Les désirs de consommation, dans l’industrie, tendent toujours, soit à l’absorption ou à la non-déperdition corporelle de certaines substances alimentaires ou stimulantes, dont la forme d’ailleurs importe peu, mais qu’il s’agit d’assimiler ou de maintenir assimilées, éléments de la forme même du consommateur ; soit à l’absorption ou à la non-déperdition corporelle de certaines forces, chaleur, lumière, électricité, qui sont produites ou maintenues par des murailles et des toitures, par des cheminées ou des vêtements ; soit enfin à l’exercice de certaines forces extérieures, naturelles ou artificielles, chutes d’eau, cheval, bœuf, vent, vapeur, en vue de produire des déplacements ou des travaux déterminés, qui, s’ils étaient exécutés à l’aide des seuls organes de l’individu, lui coûteraient une grande dépense de sa force ou de sa substance corporelle, et, par suite, la lui épargnent. En ce qui concerne le désir d’être armé, qui ne paraît pas rentrer dans les catégories précédentes, j’observerai que les armes en tant que défensives, sont simplement des vêtements spéciaux, propres à maintenir intacte, sans perte ni partielle ni totale, la masse et l’énergie du corps ; que, en tant qu’offensives, elles poursuivent indirectement le même but par la mort de l’ennemi mortel, ou bien l’asservissement de l’ennemi devenu esclave ou tributaire et réduit à travailler pour épargner des fatigues à son vainqueur ; des fatigues, c’est-à-dire des pertes de substance ou de force.
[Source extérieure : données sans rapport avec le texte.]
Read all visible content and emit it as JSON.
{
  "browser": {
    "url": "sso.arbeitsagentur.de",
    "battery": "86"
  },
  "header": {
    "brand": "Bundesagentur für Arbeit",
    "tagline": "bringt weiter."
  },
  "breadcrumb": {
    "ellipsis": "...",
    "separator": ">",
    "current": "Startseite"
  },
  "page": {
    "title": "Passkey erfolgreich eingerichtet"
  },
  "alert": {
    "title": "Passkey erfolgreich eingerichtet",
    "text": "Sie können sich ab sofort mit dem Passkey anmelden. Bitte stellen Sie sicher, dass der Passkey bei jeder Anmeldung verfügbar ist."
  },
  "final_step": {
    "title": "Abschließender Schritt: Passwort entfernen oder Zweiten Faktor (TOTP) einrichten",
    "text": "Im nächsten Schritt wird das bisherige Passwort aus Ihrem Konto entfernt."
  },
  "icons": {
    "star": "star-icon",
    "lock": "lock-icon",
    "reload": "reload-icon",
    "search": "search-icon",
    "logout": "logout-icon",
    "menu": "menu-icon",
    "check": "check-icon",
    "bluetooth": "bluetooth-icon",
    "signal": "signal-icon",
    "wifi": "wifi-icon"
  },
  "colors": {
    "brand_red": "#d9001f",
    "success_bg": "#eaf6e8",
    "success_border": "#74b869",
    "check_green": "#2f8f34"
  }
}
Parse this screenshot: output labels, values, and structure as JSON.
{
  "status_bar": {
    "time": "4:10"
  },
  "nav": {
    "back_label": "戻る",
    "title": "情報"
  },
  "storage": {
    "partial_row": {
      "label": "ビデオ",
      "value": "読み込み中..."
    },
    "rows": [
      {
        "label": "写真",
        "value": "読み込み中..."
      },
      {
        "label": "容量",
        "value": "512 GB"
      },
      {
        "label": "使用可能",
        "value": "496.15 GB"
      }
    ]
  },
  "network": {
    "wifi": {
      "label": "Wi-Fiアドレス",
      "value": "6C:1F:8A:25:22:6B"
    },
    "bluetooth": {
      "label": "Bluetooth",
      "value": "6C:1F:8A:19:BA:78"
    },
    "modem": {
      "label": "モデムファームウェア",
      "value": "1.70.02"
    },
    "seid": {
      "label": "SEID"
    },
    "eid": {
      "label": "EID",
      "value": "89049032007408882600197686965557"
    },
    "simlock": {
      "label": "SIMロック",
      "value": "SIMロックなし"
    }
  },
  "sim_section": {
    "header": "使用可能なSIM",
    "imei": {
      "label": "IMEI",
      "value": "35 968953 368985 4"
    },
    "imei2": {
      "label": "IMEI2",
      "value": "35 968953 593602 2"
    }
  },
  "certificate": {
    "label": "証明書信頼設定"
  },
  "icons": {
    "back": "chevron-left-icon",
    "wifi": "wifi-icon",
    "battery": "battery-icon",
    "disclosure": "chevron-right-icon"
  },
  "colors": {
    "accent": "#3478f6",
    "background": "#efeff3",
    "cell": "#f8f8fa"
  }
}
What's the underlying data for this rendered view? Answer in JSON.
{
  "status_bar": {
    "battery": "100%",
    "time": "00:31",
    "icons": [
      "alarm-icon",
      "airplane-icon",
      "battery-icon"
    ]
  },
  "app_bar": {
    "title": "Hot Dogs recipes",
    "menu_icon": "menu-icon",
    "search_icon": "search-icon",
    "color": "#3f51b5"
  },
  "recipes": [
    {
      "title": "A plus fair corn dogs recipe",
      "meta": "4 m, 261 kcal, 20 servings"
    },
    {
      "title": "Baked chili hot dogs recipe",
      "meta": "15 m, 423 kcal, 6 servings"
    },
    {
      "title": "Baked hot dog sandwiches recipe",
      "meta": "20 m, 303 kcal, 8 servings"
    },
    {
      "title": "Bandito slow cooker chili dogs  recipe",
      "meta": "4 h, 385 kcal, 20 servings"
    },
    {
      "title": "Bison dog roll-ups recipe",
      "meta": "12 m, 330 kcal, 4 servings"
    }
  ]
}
Que si la guerre a des visées généreuses ou chevaleresques, on peut dire qu’elle est faite pour l’amour de l’art. — En somme, tous les outils ou les produits, et tous les services que l’industrie met à la disposition de son consommateur, peuvent être considérés comme des membres ou des fonctions supplémentaires et facultatifs qui manquent au corps humain, mais que l’esprit humain lui ajoute ou lui ajuste le mieux possible, et qui répondent tous au besoin général de nutrition, développé et agrandi par l’effet même de cette extension extérieure de l’organisme.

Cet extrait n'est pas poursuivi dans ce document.